The Little Red Book became a symbol of oppression during the Cultural Revolution of 1966-69 when armies of “red guards” held their copies aloft as they marched in support of Chairman Mao and were instrumental in ruthlessly crushing any signs of dissent.
The purpose and effect of the book
The book was a revolutionary idea in its own right, because the traditional way in which the Chinese people learned about what their leaders were thinking and doing was through a complex network of bureaucracy. By means of this book the supreme leader could speak directly to every one of his people and tell them what was expected of them as loyal followers of the Communist regime.
The quotations were a set of extracts from Mao’s many speeches and writings in which he outlined his interpretation of Marxist-Leninist thought as it applied to a Chinese context. As well as political slogans and dogmas, the book also contained Mao’s ideas on how Communism applied to the everyday lives of ordinary people.

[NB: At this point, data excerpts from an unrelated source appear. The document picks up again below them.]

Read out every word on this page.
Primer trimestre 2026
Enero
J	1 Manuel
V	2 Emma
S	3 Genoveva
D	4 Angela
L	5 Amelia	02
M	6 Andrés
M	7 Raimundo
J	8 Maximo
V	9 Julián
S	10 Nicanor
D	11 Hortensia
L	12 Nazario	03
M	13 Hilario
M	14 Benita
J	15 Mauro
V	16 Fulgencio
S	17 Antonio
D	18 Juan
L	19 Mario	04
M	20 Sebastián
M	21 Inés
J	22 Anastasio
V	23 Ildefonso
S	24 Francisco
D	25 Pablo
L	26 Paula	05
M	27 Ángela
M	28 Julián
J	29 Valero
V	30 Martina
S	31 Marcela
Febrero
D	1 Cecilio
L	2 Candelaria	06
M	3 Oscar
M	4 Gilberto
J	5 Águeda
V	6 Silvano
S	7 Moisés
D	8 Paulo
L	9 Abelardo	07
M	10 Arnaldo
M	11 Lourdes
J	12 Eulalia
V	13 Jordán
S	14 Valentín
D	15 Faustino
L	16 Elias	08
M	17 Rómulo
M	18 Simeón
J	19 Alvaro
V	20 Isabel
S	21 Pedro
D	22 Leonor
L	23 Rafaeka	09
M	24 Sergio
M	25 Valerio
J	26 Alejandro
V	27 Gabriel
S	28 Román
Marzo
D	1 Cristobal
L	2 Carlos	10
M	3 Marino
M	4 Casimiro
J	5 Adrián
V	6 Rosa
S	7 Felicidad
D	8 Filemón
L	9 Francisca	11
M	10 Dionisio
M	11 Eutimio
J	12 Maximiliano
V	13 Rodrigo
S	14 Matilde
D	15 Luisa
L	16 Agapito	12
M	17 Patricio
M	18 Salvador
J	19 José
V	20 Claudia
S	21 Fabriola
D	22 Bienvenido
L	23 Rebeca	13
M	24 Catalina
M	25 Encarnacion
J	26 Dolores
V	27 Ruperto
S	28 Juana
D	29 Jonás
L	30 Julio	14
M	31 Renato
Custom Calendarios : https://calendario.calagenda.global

It was important for the Communist leadership to gain the trust of the people, and one way of doing this was, as mentioned above, to tell them what the rules were. It was also, therefore, a tool for keeping everyone in line. If people knew where the limits were, in terms of what they were allowed to believe and say in public, then anyone who stepped beyond those limits could be spotted and singled out for “re-education”.
However, the symbolic power of the book as a direct link between the leader and his people was probably what had the greatest effect. It is therefore surprising that the idea has not caught on among the world’s other dictatorial regimes – the “Thoughts of Supreme Leader Kim Jong-Un”, for example (perhaps he doesn’t have any?). There have been plenty of examples of personality cults being copied and continued, but this particular feature does not seem to have caught anyone’s imagination – yet.